Entrevista com a Chef Alessandra Montagne da França.
Foi num sábado ensolarado no 13éme arrondissement de Paris que Alessandra Montagne, mineira de Poté no Vale do Mucuri, marcou nossa entrevista. Ela vive na França desde 2000. Têm dois restaurantes no currículo: o “Tempero” que completa 2 anos e o “Tempero Le Comptoir” um bebê de 2 meses sob os cuidados de seu marido Olivier. Reconhecidos pela renomada revista francesa “Gault et Millau”, ela nos contou como esta dedicada professora primária trouxe sua sensibilidade ao paladar francês.

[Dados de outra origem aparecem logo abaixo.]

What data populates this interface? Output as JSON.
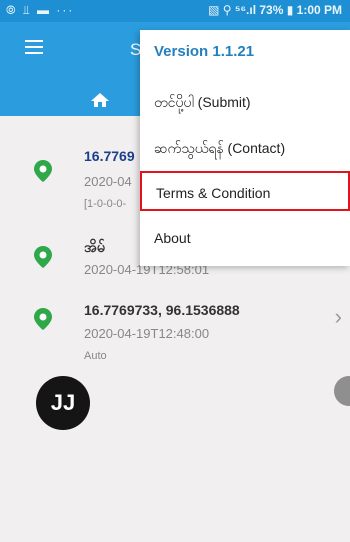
{
  "status_bar": {
    "left_icons": "⦾ ⫫ ▬ ···",
    "right_text": "▧ ⚲ ⁵⁶.ıl 73% ▮ 1:00 PM"
  },
  "app_bar": {
    "title": "S"
  },
  "icons": {
    "menu": "hamburger-icon",
    "home": "home-icon",
    "pin": "location-pin-icon",
    "chevron": "chevron-right-icon"
  },
  "list_items": [
    {
      "title": "16.7769",
      "date": "2020-04",
      "meta": "[1-0-0-0-"
    },
    {
      "title": "အိမ်",
      "date": "2020-04-19T12:58:01"
    },
    {
      "title": "16.7769733, 96.1536888",
      "date": "2020-04-19T12:48:00",
      "meta": "Auto"
    }
  ],
  "avatar": {
    "initials": "JJ"
  },
  "menu": {
    "version": "Version 1.1.21",
    "submit": "တင်ပို့ပါ (Submit)",
    "contact": "ဆက်သွယ်ရန် (Contact)",
    "terms": "Terms & Condition",
    "about": "About"
  },
  "colors": {
    "primary": "#2b9ddf",
    "status_bar": "#1f8fd3",
    "pin_green": "#2fa84a",
    "highlight": "#e0141d",
    "version_text": "#2380bf"
  }
}
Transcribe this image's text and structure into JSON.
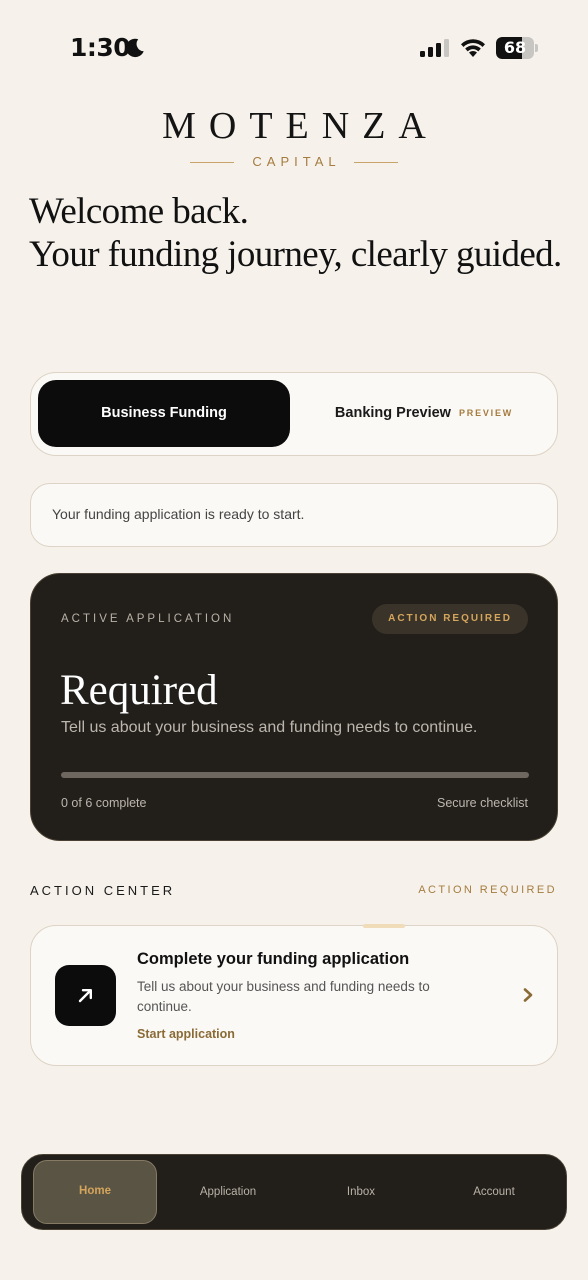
{
  "status_bar": {
    "time": "1:30",
    "battery_level": "68",
    "battery_percent": 68,
    "icons": [
      "moon-icon",
      "signal-icon",
      "wifi-icon",
      "battery-icon"
    ]
  },
  "brand": {
    "name": "MOTENZA",
    "subtitle": "CAPITAL",
    "accent_color": "#a57c3f"
  },
  "headline": {
    "line1": "Welcome back.",
    "line2": "Your funding journey, clearly guided."
  },
  "segmented": {
    "active_label": "Business Funding",
    "inactive_label": "Banking Preview",
    "inactive_badge": "PREVIEW"
  },
  "notice": {
    "text": "Your funding application is ready to start."
  },
  "application_card": {
    "eyebrow": "ACTIVE APPLICATION",
    "badge": "ACTION REQUIRED",
    "title": "Required",
    "description": "Tell us about your business and funding needs to continue.",
    "progress_fraction": 0,
    "progress_text": "0 of 6 complete",
    "secure_text": "Secure checklist",
    "background_color": "#221f1b"
  },
  "action_center": {
    "title": "ACTION CENTER",
    "action_label": "ACTION REQUIRED",
    "card": {
      "icon": "arrow-up-right-icon",
      "title": "Complete your funding application",
      "description": "Tell us about your business and funding needs to continue.",
      "link": "Start application"
    }
  },
  "tabbar": {
    "tabs": [
      {
        "label": "Home",
        "active": true
      },
      {
        "label": "Application",
        "active": false
      },
      {
        "label": "Inbox",
        "active": false
      },
      {
        "label": "Account",
        "active": false
      }
    ]
  }
}
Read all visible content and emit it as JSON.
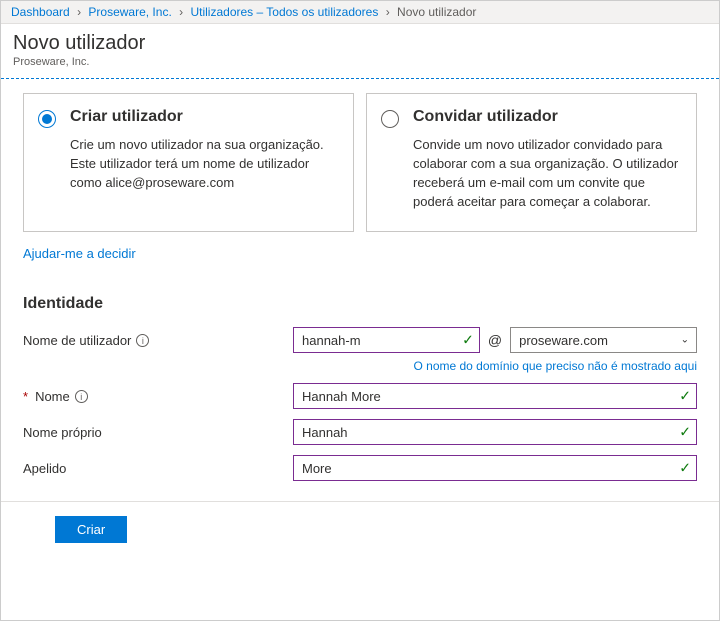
{
  "breadcrumb": {
    "items": [
      {
        "label": "Dashboard"
      },
      {
        "label": "Proseware, Inc."
      },
      {
        "label": "Utilizadores – Todos os utilizadores"
      }
    ],
    "current": "Novo utilizador"
  },
  "header": {
    "title": "Novo utilizador",
    "subtitle": "Proseware, Inc."
  },
  "options": {
    "create": {
      "title": "Criar utilizador",
      "desc": "Crie um novo utilizador na sua organização. Este utilizador terá um nome de utilizador como alice@proseware.com"
    },
    "invite": {
      "title": "Convidar utilizador",
      "desc": "Convide um novo utilizador convidado para colaborar com a sua organização. O utilizador receberá um e-mail com um convite que poderá aceitar para começar a colaborar."
    }
  },
  "help_link": "Ajudar-me a decidir",
  "identity": {
    "section_title": "Identidade",
    "username_label": "Nome de utilizador",
    "username_value": "hannah-m",
    "at": "@",
    "domain_value": "proseware.com",
    "domain_note": "O nome do domínio que preciso não é mostrado aqui",
    "name_label": "Nome",
    "name_value": "Hannah More",
    "firstname_label": "Nome próprio",
    "firstname_value": "Hannah",
    "lastname_label": "Apelido",
    "lastname_value": "More",
    "required_mark": "*"
  },
  "footer": {
    "create_button": "Criar"
  }
}
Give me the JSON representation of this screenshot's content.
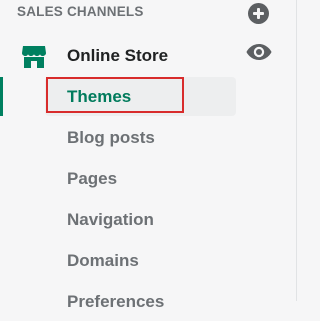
{
  "sidebar": {
    "section_header": "SALES CHANNELS",
    "online_store": {
      "label": "Online Store"
    },
    "items": [
      {
        "label": "Themes",
        "active": true
      },
      {
        "label": "Blog posts",
        "active": false
      },
      {
        "label": "Pages",
        "active": false
      },
      {
        "label": "Navigation",
        "active": false
      },
      {
        "label": "Domains",
        "active": false
      },
      {
        "label": "Preferences",
        "active": false
      }
    ]
  },
  "icons": {
    "add": "plus-circle-icon",
    "store": "store-icon",
    "view": "eye-icon"
  },
  "colors": {
    "accent_green": "#008060",
    "active_text": "#007b5c",
    "muted_text": "#6d7175",
    "primary_text": "#202223",
    "highlight_red": "#d82c2c"
  }
}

Alessandra, por que a França? E Por que Paris?
Então, a minha mãe morava na França, eu vim só para passar 6 meses, não para morar, mas daí eu conheci meu marido e não teve como voltar…(risos). Paris porque aqui tem esse charme tão grande, é um espetáculo tão grande que não tem como não deixar a cidade.
Como se deu essa mudança de ser professora primária e virar uma gastrônoma?

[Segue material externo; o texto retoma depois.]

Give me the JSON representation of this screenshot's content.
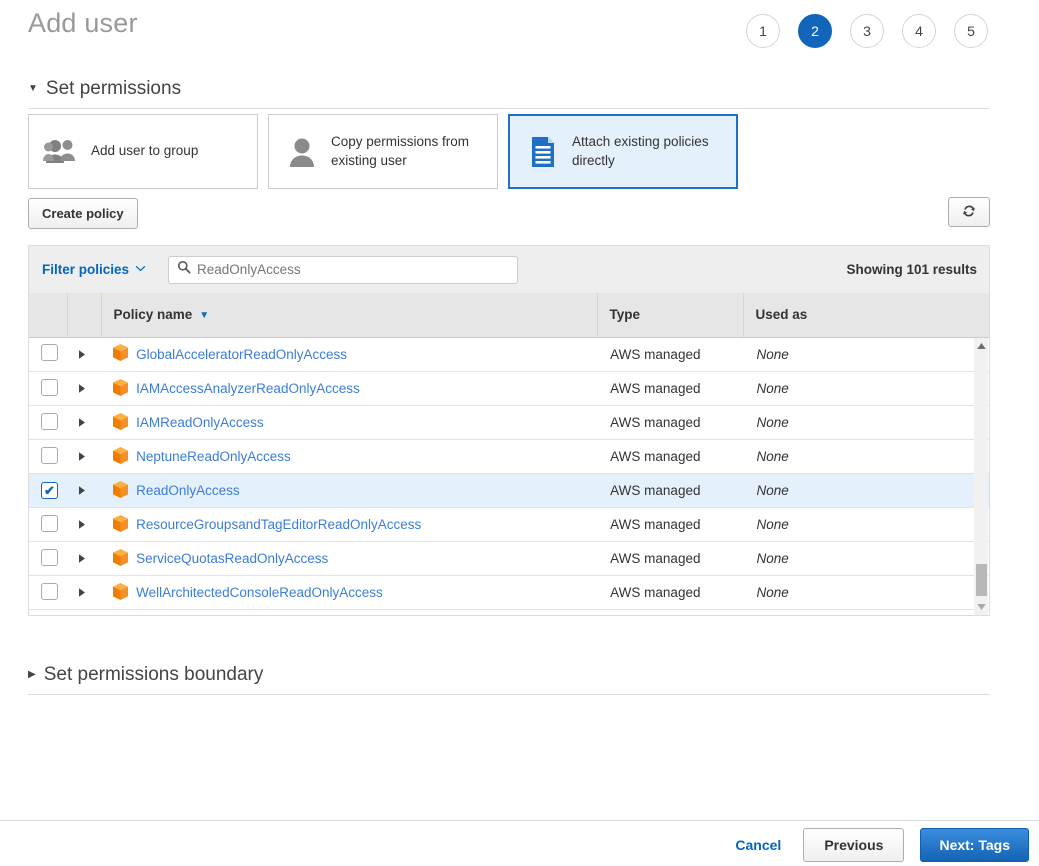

O que aconteceu é que eu queria mesmo era ser professora, passar algo para o outro, participar de alguma maneira na educação das pessoas. Porém meu primeiro ano de professora foi super complicado. Eu amava ser professora, estar com as crianças ensinar a ler e escrever, mas eu me apeguei e tinham crianças que não tinham uma situação privilegiada como todas devem ter, chegavam marcadas e a gente não podia fazer nada.
Foi quando eu vim para Paris para espairecer, aprender francês, ver outra coisa. Fiz muitos amigos, conheci muita gente interessante que são amigos até hoje. E também foi nesse momento que conheci meu marido, a gente amava cozinhar, passava nosso tempo fazendo comida, recebendo os amigos…
Então foi nesse momento que você descobriu que ia utilizar a gastronomia como maneira de se expressar?
Demorou. Foi uma coisa que foi se instalando aos pouquinhos. A gente convidava pessoas para almoçar , para jantar. Depois começamos a fazer festas, e a cada vez que tinha uma aniversário era a gente que fazia a comida. E foi vindo assim natural essa necessidade de trabalhar com as mãos, de fazer algo com as minhas mãos.
Dividir algo com as pessoas. Dar comida para alguém é algo tão importante.
Às vezes estou na minha cozinha, que é aberta, aí quando eu vejo a pessoa comendo, eu consigo ler nos lábios “Que delícia”. É enorme isso!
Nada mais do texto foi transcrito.